A little background: Nelson served in the Army for 26 years, including combat tours in Iraq in 2004 and 2008, retiring as a master sergeant in 2010. He's the catalyst for my dad's side of the family, making the circuit from Washington to Minnesota to Texas to Arizona and anywhere else our roots have spread, trailing with him the threads of news that bind us in a way no email string can.

That's the generous assessment. Some of us think he's an itinerant couch surfer, breaking away from the real world weeks at a time to crash our restaurants and win the loyalties of our kids.

He started stealing my kids at Rosie's by jousting over a bowl of queso with the youngest, not bothering to shush her when she got loud. Rosie's is our family spot, just 10 minutes from the house. It's a Velveeta-style cheese and brown chili gravy kind of place, where you can order a Willie's Plate ($8.95) that starts with a crispy taco and guacamole salad then builds to a hot-plate crescendo with a beef enchilada, queso and rice and beans.

Nelson skipped past all the combo dinners in favor of carne asada ($10.95), a cut of grilled sirloin with sweet onions and peppers.
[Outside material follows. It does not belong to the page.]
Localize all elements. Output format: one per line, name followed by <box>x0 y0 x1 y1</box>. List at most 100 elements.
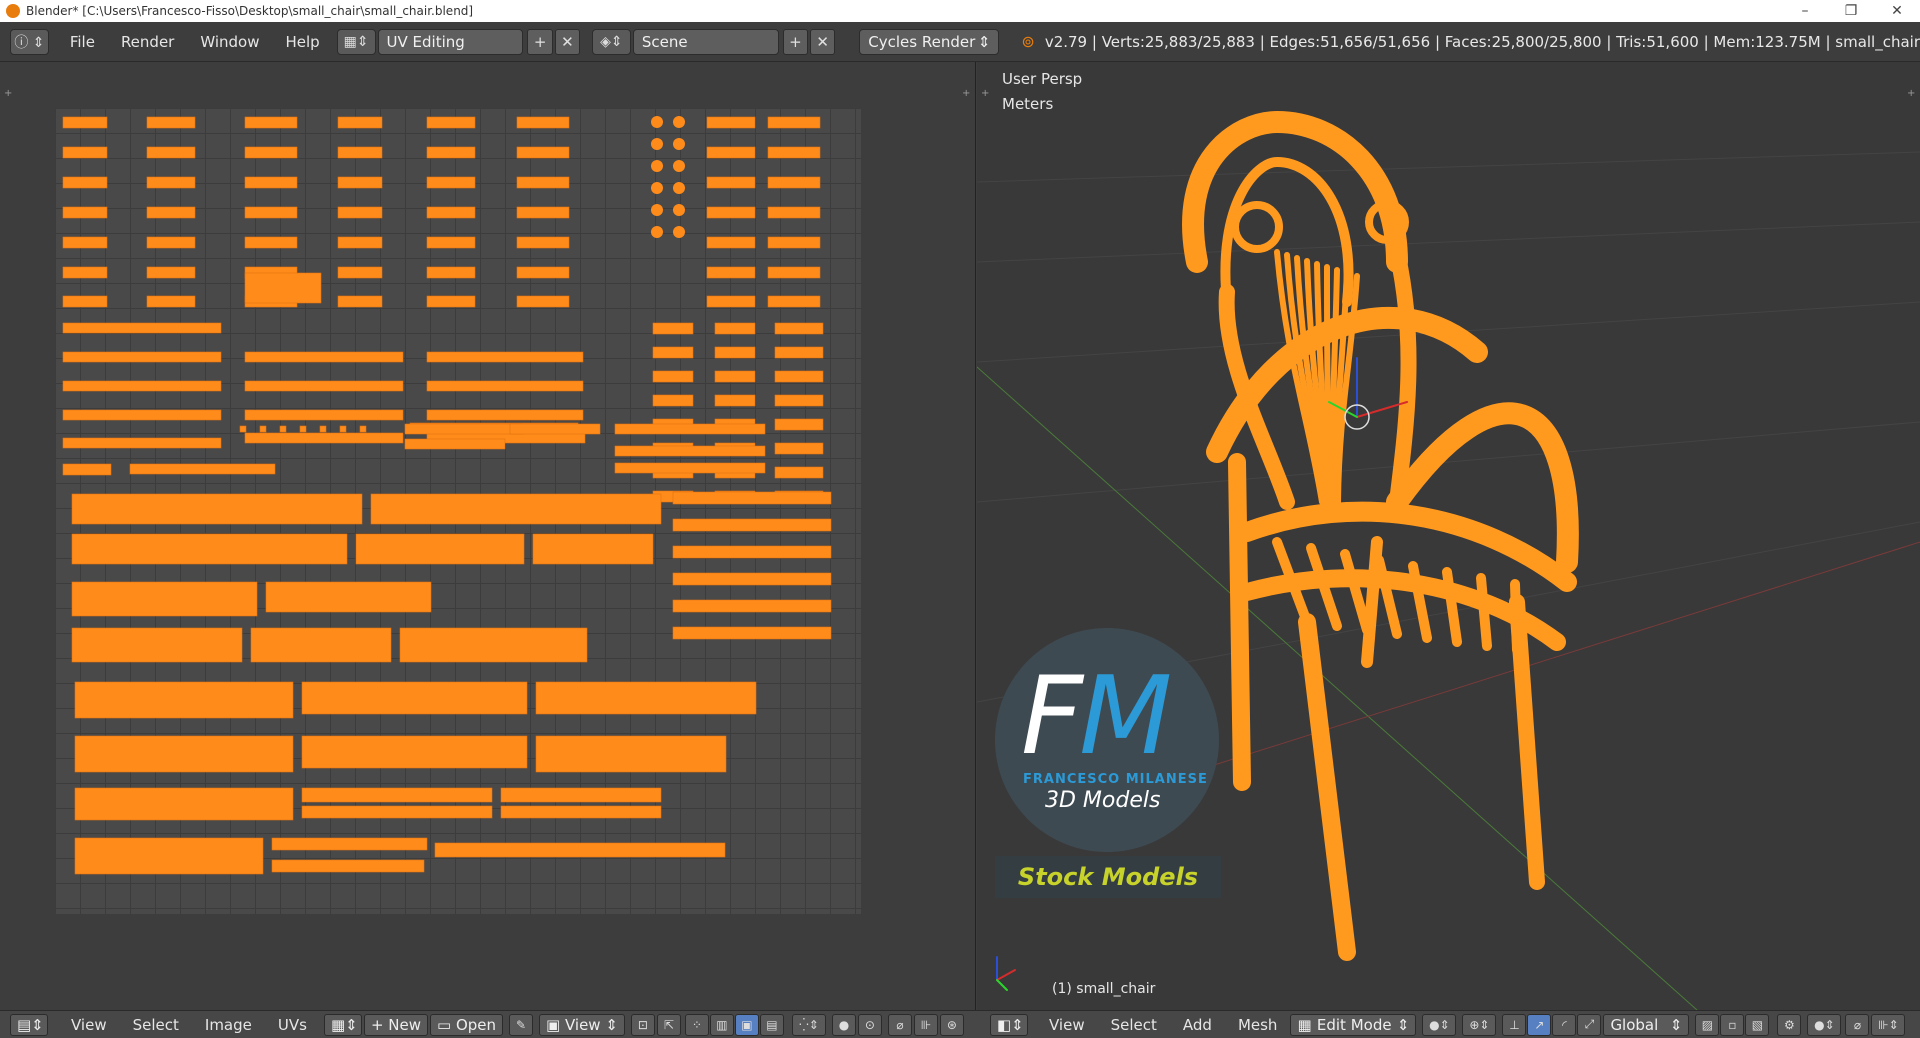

It's something to order when you can't get Rosie's terrific fajitas, available only on Tuesdays and Saturdays.

My oldest daughter always finishes with a sprinkle of Sweet & Low over a steamy corn tortilla, something she started doing at age 3.

The part with the beer

The next day started bright and hot. We parked south of the river and trekked to the Capitol, where we marveled at the vertigo-inducing rotunda as a high school choir serenaded the tourists.

We walked to the University of Texas, where we saw the Gutenberg Bible and the world's first photograph at the Ransom Center. At my old dorm, I told Nelson about the years I spent there without air conditioning, perspiration dotting my papers. There I was telling my academic war stories to a guy whose squad in Iraq had to drink the rancid swill from an abandoned ice chest when a firefight lasted longer than their water supply.

He rescued my pride by telling me I walk like an infantryman: fast, with purpose and utterly without fatigue.

We tried to have lunch at a trailer court by UT, but only the cupcake and vegetarian places were open. Those two things might say "Austin," but not in front of the master sergeant, please.

So we walked to Whole Foods Market, a tourist magnet disguised as a grocery store. But we who live here know something the tourists might not: You can drink beer here. And hot food calls like a street market from counters, kiosks, stations and food bars all over the store.

We steered past some sorry-looking barbecue and decided instead on the bistro station's plate of three side dishes for $6.99 with seared sweet potatoes, Sicilian cauliflower and tri-color bell peppers. Erik grabbed a block of white Cheddar from the cheese shop, and we split $3.99 bowls of carrot-ginger and chicken-poblano soups with miniature pain de campagne loaves for 79 cents, plus spinach-feta-pecan salad from the food bar at $7.99 a pound.

We sat at Whole Foods' new Bar Lamar, the most well-lit micropub in Austin, where people were elbowed-up and swearing so prodigiously we might have been at the Horseshoe Lounge, except that the Horseshoe isn't pouring vermentino from a keg and there's no shuffleboard at Whole Foods.

From a dozen or so taps of wine and beer, and we ordered two beer flights, one with three local brews for $4 and another trio anchored by the heavyweights Old Rasputin and raisiny Dogfish Head Midas Touch for $5.